Tomblin announced the agreement Wednesday, along with his veto of the proposed 2017 budget the Legislature approved in a special session last week.
With three weeks left until the start of the new fiscal year—and the state funding expires—Tomblin instead is offering a reworked plan with a 65-cents-per-pack hike for cigarettes. He wants to borrow $70 million from the state’s “rainy day fund,” down from the $182 million in the Legislature’s budget.
During an appearance on Thursday’s MetroNews “Talkline,” Senate President Bill Cole (R-Mercer, 06) cautiously predicted the Senate would pass Tomblin’s proposal, with bipartisan support, and send it to the House of Delegates.
“I think anyone who’s had eighth-grade West Virginia history knows that you don’t have an agreement until you have the House, the Senate and the governor,” Armstead (R-Kanawha, 40) said earlier on the “Talkline” program. “(Tomblin) doesn’t have the House.”
If there is not nearly unanimous approval from House Democrats this time around, “I really don’t see a path forward for that 65 cents,” Armstead said.
Only one Democrat supported the 45-cent cigarette tax increase proposal taken up earlier in the special session, joining 43 Republicans. Many of those Republicans, he predicted, would not back a higher tax.
“There’s not very much support for that,” Armstead said. “I will be interested to see how (Tomblin) intends to somehow gain support, even with his own party, for a tax increase that’s greater than the one that’s already been rejected.”
Cole, the Republican gubernatorial candidate, was planning to vote for it.
“I’m going to do the right thing, in my mind, by the citizens of West Virginia and I am going to support the governor’s plan as best I can. Do I like it? Not necessarily, but I think that’s just part of the process,” he said.
The Senate previously approved a $1 per-pack increase to the state tax on cigarettes, but the House has pushed back against tax hikes to fill the projected $270 million shortfall in next year’s state budget
To enact this new budget proposal, Armstead claimed Tomblin needs to bring everyone together and up to now “he has failed to do that.” He claimed the governor did “nothing” to ensure passage of the previous 45-cent hike.
Tomblin said he’d met with the minority leaders of the Senate and House and asked for cooperation on the proposal that falls between what many House Republicans already voted for and the $1 House Democrats had pushed for through the Regular Session and Special Session.
With the end of his time in office in sight, Tomblin said he’s not willing to “completely destroy” the Rainy Day Fund to balance the budget and leave the next occupant of the governor’s office in the lurch.
Minus additional revenues, the shortfall for the 2018 fiscal year could again top $200 million, he estimated.

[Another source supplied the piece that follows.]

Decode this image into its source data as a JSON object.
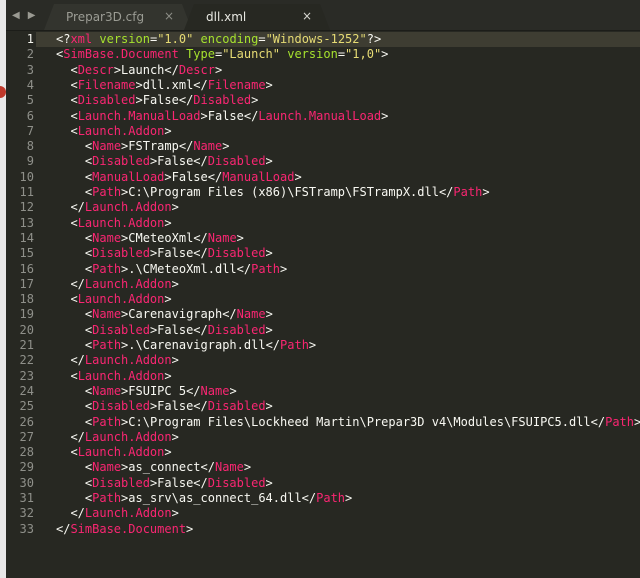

“I don’t want to see that. I have worked very hard over the years to try to get us where we are and to be irresponsible, I think, is the wrong thing to do,” he said.
If there’s no budget, funding for state government runs out on July 1.
“It would be completely irresponsible to get to that point where we would have to shut this government down,” Tomblin said.
Cole agreed, “Shutting down state government cannot happen.”